By Father Guillermo Trevino
A few days before Mother’s Day, I received a text from Father Antonio Dittmer, pastor of St. Mary Parish in Moline, Illinois, the parish where I grew up. I made my first Communion, received the sacrament of confirmation and even celebrated my first Mass as a priest at the church. The text message asked if I could celebrate Mass on Sunday, May 8, at 6:30 p.m. so the pastor could see his mother and I could celebrate Mass with my mother and family present.
I said, “Yes!” because my mother could get the best gift that I could give her, a Mass in her home parish with her son the priest present.

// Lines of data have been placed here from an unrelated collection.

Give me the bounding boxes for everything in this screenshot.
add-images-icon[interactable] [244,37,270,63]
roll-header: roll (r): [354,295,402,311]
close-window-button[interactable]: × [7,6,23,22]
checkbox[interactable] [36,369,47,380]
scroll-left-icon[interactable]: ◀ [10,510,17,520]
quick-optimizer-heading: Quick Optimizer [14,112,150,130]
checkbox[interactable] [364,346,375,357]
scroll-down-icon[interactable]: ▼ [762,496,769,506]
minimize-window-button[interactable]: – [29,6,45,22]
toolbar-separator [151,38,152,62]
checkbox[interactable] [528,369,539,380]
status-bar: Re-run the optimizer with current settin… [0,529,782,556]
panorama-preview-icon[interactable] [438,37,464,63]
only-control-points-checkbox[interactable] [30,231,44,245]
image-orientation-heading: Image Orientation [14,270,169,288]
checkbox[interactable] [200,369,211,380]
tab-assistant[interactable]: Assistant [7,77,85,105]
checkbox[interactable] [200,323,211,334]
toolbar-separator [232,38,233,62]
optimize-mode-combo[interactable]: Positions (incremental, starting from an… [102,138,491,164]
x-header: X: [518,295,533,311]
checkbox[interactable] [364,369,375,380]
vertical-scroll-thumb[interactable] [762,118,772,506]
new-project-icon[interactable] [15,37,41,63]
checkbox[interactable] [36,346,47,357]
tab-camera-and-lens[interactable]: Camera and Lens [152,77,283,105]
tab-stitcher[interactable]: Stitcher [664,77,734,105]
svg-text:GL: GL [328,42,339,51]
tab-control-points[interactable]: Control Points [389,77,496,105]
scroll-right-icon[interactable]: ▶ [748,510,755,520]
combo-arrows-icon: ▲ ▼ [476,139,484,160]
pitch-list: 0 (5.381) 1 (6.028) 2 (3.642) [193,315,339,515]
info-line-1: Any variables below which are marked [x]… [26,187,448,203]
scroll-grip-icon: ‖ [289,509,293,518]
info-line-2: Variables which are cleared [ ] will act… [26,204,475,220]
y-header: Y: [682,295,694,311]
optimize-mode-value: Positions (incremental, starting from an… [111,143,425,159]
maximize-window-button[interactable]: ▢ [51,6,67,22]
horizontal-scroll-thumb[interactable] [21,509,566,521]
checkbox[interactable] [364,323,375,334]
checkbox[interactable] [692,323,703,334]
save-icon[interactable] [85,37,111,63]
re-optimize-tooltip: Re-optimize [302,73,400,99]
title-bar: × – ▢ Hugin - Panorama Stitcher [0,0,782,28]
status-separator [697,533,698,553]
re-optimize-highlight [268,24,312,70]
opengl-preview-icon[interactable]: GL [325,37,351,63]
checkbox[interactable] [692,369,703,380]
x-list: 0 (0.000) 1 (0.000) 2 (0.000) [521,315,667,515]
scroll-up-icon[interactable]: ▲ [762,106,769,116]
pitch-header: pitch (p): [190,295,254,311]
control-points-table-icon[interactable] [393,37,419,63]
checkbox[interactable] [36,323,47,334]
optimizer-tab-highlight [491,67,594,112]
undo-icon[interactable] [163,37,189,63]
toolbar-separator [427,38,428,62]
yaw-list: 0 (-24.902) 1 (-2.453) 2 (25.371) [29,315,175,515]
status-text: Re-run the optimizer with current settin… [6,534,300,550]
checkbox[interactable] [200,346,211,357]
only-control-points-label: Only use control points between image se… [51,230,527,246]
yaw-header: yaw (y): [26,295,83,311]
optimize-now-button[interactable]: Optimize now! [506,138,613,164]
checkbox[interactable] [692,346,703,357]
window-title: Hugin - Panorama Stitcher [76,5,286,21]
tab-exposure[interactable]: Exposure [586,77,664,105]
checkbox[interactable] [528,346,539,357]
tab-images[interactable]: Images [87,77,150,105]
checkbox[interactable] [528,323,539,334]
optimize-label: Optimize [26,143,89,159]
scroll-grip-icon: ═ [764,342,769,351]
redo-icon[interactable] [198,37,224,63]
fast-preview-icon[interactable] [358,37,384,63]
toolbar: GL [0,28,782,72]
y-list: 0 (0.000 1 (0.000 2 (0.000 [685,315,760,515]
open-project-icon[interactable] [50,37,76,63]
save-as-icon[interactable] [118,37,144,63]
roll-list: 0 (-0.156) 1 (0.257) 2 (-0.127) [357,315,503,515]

It was an interesting day for sure. I had posted an invitation on my Facebook page inviting Quad-City friends to attend the Mass if they wanted to see my mother and me. A few even showed up. Carlos and Mary Calderon, a recently married couple from Bettendorf who were parishioners of mine at the former St. Mary Parish in Davenport, were present. They had gotten married at St. Joseph Church in West Liberty, where I am pastor now, just so I could do the wedding.
My old boss from my newspaper days at Hola America, Tar Macias, also was present. The mother and sister of a friend of mine growing up, Nick Miller, who was a classmate in religious education, also showed up. Former youth minister of parishes where I served, Mary Ellen Pfeiffer, and her family attended.
With the arrival of these unexpected visitors at St. Mary in Moline, the parish sacristan shared a concern. “Father, I am sorry but with the Roe v. Wade news, we were told to keep an eye on any suspicious activity and there’s a bunch of people who may be here to protest!” I smiled and said, “Let me take a look at these protestors.” After I saw the “protestors,” I told the sacristan that these people are crazy to be here but they are here for me. The sacristan apologized but said he had to follow directions.
This brings me to my point: parishes get visitors all the time. Even protestors need to see the love of Christ in us. While we may disagree with protestors, nothing helps more than seeing someone who cares about you. I shared this story at the parishes where I am pastor (St. Joseph parishes in Columbus Junction and West Liberty) the weekend of May 14-15.
After the 5:30 p.m. Mass at St. Joseph-West Liberty, a woman told me she felt welcomed by the message I shared. She said she was driving to Massachusetts and was going to spend the night in West Liberty. On the other hand, nothing hurts more than for a group of people coming to worship to be seen as a threat. I remember celebrating my first Mass as a priest with many of my friends, some not Catholic, some not Spanish-speaking, in attendance. People were worried, and asked, “Will it be bilingual?” I was also asked, “Will the Mass be in Spanish?” I responded, “I sure hope so, this is the Mass that I grew up with and I am the priest celebrating it!”
Nothing is more damaging than our fears. Let’s try to welcome the strangers among us, whoever they may be.
(Father Guillermo Treviño is pastor of St. Joseph parishes in Columbus Junction and West Liberty.)